"ODISSÉIA", DE HOMERO (continuação da tentativa de resumo: Cantos XI e XII)

“ODISSÉIA”, DE HOMERO

(RESUMO: Cantos XI e XII)

Autoria de: Prof. Dr. Sílvio Medeiros

CANTO XI

Odisseu e tripulação partiram, então, rumo ao Hades (1) [= inferno - em grego, NEKYIA], conforme indicara a deusa Circe. De lá se aproximando, sacrifícios foram realizados em honra dos mortos. Odisseu promete, então, que, para o adivinho Tirésias, um carneiro completamente negro seria sacrificado, tão logo regressassem a Ítaca. Consumado os sacrifícios, do fundo do Érebo as almas dos mortos começam a surgir. Odisseu carregava uma quantia de sangue que deveria ser oferecida, apenas, às almas com as quais desejasse dialogar.

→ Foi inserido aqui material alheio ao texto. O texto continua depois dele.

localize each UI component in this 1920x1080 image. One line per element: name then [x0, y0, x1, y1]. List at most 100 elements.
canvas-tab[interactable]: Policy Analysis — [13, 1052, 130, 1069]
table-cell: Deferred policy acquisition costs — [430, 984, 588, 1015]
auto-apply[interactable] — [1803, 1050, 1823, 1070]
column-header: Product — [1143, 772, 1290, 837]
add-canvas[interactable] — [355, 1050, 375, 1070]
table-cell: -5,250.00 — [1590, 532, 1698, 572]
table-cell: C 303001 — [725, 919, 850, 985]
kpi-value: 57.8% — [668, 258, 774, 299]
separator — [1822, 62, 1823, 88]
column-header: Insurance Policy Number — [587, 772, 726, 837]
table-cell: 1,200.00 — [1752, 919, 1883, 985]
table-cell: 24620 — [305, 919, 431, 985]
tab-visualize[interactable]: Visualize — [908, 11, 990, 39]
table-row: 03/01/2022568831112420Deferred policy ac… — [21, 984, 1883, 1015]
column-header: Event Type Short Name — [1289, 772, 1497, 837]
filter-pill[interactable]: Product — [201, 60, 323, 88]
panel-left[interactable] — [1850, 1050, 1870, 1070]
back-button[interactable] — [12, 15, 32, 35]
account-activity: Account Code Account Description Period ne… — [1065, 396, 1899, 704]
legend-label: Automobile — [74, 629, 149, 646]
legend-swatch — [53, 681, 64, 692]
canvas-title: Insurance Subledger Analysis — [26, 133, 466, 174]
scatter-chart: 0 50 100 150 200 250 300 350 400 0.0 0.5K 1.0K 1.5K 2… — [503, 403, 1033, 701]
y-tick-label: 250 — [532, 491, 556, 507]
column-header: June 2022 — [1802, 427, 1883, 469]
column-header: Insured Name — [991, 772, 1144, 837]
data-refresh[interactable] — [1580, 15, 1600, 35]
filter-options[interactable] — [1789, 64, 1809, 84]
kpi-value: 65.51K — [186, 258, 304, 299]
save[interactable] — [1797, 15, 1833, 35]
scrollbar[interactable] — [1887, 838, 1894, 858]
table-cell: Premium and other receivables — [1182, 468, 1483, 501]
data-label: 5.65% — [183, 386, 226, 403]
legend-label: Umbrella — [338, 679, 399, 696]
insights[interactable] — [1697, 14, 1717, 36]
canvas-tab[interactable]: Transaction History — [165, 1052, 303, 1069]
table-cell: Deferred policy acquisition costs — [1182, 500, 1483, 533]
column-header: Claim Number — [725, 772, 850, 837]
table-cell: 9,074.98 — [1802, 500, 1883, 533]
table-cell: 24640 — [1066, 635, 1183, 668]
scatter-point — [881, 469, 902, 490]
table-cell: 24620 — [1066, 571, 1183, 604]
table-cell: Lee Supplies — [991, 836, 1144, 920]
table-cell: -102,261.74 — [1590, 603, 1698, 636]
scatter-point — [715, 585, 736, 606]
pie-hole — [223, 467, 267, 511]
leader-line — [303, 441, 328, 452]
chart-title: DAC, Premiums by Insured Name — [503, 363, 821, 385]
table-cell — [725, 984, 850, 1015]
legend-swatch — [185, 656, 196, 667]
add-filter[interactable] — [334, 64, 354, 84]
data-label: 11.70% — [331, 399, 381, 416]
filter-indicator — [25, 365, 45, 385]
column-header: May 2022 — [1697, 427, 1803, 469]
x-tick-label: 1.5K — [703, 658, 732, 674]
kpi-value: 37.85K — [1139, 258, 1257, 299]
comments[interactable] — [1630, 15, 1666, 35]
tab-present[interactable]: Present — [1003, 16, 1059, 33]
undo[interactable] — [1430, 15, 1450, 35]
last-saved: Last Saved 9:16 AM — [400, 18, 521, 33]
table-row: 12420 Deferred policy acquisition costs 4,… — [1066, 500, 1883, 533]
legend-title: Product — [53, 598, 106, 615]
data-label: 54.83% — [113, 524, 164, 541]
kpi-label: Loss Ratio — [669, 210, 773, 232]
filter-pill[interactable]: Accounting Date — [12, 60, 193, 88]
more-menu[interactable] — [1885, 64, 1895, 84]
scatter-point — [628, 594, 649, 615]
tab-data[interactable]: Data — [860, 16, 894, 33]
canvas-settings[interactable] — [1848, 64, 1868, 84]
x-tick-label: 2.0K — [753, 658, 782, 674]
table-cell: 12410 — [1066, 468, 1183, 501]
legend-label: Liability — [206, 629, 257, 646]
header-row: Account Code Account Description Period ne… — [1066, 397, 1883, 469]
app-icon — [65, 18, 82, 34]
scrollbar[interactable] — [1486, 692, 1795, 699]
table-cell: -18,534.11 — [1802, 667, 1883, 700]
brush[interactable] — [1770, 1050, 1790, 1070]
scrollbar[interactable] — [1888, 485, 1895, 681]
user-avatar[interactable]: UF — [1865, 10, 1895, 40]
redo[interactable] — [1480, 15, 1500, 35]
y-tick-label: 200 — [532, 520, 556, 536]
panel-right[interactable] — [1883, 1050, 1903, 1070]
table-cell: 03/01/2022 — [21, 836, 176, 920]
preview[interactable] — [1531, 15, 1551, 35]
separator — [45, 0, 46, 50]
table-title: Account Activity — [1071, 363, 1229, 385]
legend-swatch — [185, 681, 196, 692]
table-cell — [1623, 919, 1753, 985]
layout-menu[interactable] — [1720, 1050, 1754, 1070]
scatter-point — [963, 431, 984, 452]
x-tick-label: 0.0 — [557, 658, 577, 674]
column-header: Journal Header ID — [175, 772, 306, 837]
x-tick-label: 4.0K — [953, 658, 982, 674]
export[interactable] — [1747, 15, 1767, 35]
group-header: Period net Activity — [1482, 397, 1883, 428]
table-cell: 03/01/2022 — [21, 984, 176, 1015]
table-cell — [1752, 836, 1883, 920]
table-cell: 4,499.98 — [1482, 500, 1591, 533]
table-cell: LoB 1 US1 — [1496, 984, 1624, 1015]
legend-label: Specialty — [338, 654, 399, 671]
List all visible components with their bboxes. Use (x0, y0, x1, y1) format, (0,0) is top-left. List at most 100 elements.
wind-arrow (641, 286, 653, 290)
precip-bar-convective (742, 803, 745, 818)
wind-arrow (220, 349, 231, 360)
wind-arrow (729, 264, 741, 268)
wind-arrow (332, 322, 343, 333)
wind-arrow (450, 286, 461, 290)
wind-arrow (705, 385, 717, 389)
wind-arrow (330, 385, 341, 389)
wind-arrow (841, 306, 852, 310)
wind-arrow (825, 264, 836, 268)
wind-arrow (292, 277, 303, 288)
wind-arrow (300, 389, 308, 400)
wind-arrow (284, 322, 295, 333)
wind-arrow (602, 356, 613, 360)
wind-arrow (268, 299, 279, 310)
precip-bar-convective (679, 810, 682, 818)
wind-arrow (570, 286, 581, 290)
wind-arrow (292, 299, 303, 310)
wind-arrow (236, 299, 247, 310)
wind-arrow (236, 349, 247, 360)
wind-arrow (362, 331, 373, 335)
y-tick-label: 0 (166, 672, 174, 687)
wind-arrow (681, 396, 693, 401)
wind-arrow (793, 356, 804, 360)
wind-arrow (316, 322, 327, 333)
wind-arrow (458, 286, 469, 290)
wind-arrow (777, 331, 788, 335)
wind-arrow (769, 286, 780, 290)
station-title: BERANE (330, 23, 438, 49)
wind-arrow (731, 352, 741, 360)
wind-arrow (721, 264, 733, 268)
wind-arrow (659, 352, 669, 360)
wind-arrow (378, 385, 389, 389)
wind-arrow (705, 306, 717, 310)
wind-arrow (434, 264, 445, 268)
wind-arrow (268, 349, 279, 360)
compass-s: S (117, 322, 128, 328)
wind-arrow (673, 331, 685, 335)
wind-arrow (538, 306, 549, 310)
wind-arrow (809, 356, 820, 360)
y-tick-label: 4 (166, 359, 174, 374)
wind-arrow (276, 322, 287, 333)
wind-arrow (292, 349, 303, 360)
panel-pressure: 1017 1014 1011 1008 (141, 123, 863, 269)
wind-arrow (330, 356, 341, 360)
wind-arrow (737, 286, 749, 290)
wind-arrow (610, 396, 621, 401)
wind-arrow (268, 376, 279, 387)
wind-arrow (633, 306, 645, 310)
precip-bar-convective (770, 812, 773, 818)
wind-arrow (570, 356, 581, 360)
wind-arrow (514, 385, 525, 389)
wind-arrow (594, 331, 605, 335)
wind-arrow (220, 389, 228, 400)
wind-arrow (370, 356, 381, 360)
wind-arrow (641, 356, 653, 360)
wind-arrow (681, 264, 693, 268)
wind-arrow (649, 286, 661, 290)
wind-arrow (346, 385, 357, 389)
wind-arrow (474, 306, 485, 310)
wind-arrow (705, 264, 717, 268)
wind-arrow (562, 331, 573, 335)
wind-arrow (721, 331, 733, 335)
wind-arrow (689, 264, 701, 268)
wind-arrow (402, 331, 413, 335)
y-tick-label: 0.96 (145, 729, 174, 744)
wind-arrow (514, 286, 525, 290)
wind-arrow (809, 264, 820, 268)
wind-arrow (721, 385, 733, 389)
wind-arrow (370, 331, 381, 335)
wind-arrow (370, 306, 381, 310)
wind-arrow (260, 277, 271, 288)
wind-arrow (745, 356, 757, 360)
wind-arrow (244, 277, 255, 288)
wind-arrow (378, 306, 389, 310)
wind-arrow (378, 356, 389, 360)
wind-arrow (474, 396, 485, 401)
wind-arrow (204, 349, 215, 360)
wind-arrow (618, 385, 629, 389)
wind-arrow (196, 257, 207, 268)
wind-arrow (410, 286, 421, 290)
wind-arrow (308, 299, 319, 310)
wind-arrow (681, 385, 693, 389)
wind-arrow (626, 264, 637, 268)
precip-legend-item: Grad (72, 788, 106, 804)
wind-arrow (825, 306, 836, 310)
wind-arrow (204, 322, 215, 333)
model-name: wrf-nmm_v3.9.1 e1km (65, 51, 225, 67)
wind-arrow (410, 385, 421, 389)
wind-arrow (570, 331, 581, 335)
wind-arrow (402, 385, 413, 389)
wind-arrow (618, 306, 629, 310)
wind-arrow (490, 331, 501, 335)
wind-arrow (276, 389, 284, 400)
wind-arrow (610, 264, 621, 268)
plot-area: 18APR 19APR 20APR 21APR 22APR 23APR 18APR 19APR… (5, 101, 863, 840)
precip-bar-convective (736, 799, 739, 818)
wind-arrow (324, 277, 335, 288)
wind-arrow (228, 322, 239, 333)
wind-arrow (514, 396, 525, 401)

A primeira alma que apareceu foi a de Elpenor, o insepulto cadáver rogando por uma sepultura. Logo em seguida, surgiu a sombra de Anticléia (mãe de Odisseu, que, ainda com vida, deixara em Ítaca - quando o herói seguira para a Tróia sagrada). Contudo, Odisseu não consentiu que a sombra da mãe dele se aproximasse antes de consultar o adivinho Tirésias.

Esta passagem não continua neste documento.